1. Sur l’utilisation des sources, le meilleur exemple récent de critique nous semble être les commentaires - savoureux - d’Alain Joannès qu’il poste suite à son billet sur l’apport des blogs d’experts dans l’affaire de la Société générale.
Où comment l’information issue du web 2.0 est vue par les journalistes comme une menace (et les blogs d’experts pas utilisés ou avec retard, là où les grands médias anglo-saxons sont tout de suite allés chercher des éclairages sur les blogs d’experts (1) ) au lieu d’être vue comme une opportunité... Extrait :
“Je suis consterné par la paresse intellectuelle, le conformisme et surtout le manque de curiosité - infirmité majeure pour un journaliste - de la presse française. Presque tous mes ’confrères’ ressassent les mêmes idioties : ’le web n’est qu’un moulin à rumeurs’, ’le web est orienté par les Américains’, etc. Technophobie, crétinisme corporatiste. Contrairement à ce que font les journalistes anglo-saxons, les blogs ne sont utilisés ni comme sources ni comme moyens d’expression par l’immense majorité des journalistes français. Parce qu’il est plus confortable d’attendre les dépêches de l’AFP et de plagier Le Monde. L’exploitation rationnelle des blogs d’experts par la presse française est voisine du néant.”

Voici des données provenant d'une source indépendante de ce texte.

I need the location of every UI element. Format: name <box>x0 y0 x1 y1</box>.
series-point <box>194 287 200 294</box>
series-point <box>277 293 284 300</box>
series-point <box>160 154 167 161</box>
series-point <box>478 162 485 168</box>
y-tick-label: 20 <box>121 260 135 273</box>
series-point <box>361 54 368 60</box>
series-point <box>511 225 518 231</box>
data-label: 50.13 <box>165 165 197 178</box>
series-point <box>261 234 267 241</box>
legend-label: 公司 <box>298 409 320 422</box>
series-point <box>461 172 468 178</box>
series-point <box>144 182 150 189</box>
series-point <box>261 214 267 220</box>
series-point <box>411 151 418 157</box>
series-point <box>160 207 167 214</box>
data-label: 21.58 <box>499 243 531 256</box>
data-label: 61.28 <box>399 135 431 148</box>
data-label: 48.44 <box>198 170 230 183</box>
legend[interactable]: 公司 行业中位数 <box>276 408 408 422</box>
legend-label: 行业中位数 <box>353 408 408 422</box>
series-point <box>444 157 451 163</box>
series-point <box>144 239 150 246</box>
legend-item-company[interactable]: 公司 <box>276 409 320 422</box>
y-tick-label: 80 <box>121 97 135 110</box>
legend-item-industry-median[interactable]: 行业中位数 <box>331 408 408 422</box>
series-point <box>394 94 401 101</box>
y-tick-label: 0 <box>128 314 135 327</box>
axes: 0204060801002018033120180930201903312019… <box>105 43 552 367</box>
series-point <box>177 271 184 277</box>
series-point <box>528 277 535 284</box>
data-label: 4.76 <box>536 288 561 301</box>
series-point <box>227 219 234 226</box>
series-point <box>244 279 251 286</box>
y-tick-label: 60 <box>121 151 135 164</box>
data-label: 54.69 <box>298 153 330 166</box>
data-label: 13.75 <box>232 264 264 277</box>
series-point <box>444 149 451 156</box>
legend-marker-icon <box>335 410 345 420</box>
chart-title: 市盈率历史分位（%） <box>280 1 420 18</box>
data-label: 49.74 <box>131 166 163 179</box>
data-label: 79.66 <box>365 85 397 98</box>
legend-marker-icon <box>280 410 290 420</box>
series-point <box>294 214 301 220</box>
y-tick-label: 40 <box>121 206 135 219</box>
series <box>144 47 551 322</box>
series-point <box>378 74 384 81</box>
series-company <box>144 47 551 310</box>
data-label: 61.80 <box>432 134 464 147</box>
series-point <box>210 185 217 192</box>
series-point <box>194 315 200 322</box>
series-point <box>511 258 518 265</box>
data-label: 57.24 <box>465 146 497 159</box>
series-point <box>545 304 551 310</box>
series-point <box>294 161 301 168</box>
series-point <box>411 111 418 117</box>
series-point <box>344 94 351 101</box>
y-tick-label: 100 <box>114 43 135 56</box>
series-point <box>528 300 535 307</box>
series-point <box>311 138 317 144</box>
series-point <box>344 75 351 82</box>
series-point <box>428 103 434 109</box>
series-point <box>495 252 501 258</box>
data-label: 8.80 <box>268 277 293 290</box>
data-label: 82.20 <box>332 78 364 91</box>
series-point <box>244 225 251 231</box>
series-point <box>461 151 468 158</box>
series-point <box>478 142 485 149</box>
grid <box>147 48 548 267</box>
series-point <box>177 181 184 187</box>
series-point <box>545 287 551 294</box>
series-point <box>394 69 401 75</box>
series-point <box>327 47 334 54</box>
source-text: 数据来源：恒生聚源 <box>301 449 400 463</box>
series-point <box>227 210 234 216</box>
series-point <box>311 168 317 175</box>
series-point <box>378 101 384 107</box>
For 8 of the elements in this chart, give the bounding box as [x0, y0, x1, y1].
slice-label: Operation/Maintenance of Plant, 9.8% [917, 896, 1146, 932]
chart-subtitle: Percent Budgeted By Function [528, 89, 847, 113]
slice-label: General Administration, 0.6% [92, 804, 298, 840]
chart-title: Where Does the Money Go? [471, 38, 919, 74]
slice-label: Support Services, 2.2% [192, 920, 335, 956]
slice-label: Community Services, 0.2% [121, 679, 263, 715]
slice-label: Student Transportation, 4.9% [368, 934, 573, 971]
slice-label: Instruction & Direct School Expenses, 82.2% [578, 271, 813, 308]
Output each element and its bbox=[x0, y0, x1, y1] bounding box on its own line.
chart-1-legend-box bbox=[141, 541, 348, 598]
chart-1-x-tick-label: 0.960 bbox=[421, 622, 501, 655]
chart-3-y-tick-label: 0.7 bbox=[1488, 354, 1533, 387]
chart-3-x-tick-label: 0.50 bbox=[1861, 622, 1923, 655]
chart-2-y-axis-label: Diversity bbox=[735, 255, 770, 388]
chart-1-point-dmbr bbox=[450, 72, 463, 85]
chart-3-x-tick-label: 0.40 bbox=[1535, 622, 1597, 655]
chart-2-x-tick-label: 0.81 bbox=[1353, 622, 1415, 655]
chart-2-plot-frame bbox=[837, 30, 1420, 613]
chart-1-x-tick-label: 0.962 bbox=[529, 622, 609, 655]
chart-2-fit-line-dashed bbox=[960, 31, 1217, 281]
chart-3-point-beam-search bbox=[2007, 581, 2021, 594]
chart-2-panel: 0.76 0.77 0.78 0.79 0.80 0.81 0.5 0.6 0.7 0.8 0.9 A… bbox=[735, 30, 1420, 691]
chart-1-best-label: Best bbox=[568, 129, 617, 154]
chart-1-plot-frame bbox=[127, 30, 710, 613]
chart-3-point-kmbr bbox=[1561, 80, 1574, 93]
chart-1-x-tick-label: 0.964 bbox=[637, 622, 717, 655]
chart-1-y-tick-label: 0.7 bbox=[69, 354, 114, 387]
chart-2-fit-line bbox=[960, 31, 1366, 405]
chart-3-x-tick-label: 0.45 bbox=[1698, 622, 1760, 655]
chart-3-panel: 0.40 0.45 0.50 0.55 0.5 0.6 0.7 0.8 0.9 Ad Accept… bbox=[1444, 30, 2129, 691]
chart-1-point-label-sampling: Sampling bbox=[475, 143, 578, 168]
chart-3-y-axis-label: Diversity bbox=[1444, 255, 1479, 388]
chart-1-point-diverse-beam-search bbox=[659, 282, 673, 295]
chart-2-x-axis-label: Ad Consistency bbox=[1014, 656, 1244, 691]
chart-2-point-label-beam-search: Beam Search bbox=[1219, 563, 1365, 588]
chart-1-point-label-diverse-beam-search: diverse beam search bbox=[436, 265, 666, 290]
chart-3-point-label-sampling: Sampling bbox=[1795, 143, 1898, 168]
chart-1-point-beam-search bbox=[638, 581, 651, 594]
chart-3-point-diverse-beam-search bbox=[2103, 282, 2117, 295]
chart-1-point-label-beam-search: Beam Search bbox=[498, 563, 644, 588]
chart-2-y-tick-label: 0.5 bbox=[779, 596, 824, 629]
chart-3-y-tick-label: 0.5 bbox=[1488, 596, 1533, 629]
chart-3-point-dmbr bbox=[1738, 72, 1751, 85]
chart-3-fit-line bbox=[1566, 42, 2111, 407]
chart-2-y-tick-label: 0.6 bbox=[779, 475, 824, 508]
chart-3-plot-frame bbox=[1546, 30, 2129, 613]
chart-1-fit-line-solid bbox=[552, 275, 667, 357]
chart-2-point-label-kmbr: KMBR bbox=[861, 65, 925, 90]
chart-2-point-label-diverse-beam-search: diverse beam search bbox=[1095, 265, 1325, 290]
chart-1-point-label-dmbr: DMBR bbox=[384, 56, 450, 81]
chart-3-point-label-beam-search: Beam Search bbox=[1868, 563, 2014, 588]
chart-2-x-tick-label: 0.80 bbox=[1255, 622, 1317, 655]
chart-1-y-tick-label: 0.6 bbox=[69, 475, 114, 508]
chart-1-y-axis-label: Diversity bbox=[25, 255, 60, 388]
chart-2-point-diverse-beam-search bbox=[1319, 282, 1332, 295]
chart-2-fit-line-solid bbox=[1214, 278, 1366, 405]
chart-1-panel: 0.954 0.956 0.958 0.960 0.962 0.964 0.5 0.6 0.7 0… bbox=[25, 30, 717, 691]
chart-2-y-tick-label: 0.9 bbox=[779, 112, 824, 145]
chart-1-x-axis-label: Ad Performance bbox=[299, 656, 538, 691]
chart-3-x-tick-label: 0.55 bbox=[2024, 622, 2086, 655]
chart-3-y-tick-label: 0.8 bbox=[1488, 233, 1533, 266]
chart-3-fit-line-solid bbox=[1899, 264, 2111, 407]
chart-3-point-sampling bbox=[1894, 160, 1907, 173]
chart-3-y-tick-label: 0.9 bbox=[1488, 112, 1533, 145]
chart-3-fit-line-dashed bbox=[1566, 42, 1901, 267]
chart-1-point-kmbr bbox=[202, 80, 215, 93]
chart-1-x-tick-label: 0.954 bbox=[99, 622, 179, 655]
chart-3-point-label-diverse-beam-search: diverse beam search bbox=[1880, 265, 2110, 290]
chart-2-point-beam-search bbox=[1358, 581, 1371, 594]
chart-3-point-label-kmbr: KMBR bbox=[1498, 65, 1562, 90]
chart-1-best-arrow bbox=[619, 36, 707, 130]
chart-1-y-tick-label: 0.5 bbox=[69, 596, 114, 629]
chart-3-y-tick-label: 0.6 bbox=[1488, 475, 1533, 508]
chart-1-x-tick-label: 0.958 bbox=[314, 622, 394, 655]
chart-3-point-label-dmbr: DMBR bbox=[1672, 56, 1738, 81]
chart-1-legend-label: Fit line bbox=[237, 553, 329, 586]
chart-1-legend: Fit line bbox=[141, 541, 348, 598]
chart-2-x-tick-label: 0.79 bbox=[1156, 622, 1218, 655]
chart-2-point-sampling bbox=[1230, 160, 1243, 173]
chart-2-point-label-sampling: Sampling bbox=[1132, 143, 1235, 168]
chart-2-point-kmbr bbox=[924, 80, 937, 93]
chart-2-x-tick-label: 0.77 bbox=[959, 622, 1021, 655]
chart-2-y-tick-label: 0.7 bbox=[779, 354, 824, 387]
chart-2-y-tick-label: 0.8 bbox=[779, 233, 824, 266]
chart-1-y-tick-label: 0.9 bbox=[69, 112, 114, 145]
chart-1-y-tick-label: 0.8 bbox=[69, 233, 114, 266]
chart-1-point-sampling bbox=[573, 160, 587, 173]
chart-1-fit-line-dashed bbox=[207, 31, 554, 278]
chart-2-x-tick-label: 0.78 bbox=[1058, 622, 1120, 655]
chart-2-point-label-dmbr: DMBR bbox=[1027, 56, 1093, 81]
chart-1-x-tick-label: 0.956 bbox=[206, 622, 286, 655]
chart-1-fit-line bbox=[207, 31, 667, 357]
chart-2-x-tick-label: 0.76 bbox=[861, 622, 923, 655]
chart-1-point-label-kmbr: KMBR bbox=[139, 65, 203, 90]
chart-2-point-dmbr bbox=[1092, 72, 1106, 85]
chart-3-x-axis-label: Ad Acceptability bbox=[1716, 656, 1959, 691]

2. Ce “phénomène” s’inscrit dans un enjeu plus général, la fracture entre journalistes papier et journalistes web et le problème du manque d’intégration des rédactions. C’est la question des modèles d’organisation des rédactions. A ce sujet, Emmanuel Parody s’était montré pragmatique et mesuré ; Alain Joannès est, quant à lui, saignant :
(à propos de la situation au Monde, toujours dans les commentaires de son billet sur la Société générale)
« (...) l’intégration des rédactions est hors de question car certains journalistes assez bien payés écrivent avec un stylo “MontBlanc” alors que les soutiers de l’édition en ligne, mal payés, cliquent sur des souris. Un des anciens responsables du vénérable journal a quand même réussi à faire nommer un journaliste “papier” (volontaire) comme ambassadeur auprès de la rédaction électronique. Il a (peut-être) réussi à faire accepter un soutier de l’édition électronique comme ambassadeur auprès de la rédaction de plumes et de papier. Des relations diplomatiques entre les deux rédactions vont peut-être s’établir sur le modèle de la reprise des relations diplomatiques entre la France et l’Allemagne en 1946. »
3. Sur la question des techniques d’écriture : je conseille la lecture de Narvic qui revient sur la question, dans sa critique du livre d’Emmanuel Schwartzenberg “Spéciale dernière, qui veut la mort de la presse quotidienne française”.
Les rédactions en ligne ont-elles seulement le choix de leurs techniques d’écriture, dans la mesure où on estime que plus ou moins 50 % du trafic d’un média en ligne provient des moteurs de recherche ? Ecrire pour le moteur, quand on est une entreprise commerciale, est maintenant une nécessité.
D’autant plus que les techniques d’écriture pour le référencement naturel, si elles ne sont pas susceptibles de révéler de grandes plumes, ne sont pas d’une spécificité folle... C’est un sujet qu’on a effleuré sur Internet et Opinion, relire à ce sujet la chronique d’Emmanuel Parody sur le bouquin de Joël Ronez ainsi que cette discussion chez Sébastien Billard.
4. Je ne m’étendrai pas sur le dernier point, la formation des journalistes, également déjà évoquée sur ces pages. Relire à ce sujet ceci ou cela.
A lire ces différentes critiques, on se dit que la réconciliation des journalistes avec internet n’est pas pour tout de suite... Suite de notre sujet demain avec les complaisances.
(1) A noter : aux Etats-Unis, 75 % des journalistes déclarent utiliser les blogs pour leurs sujets.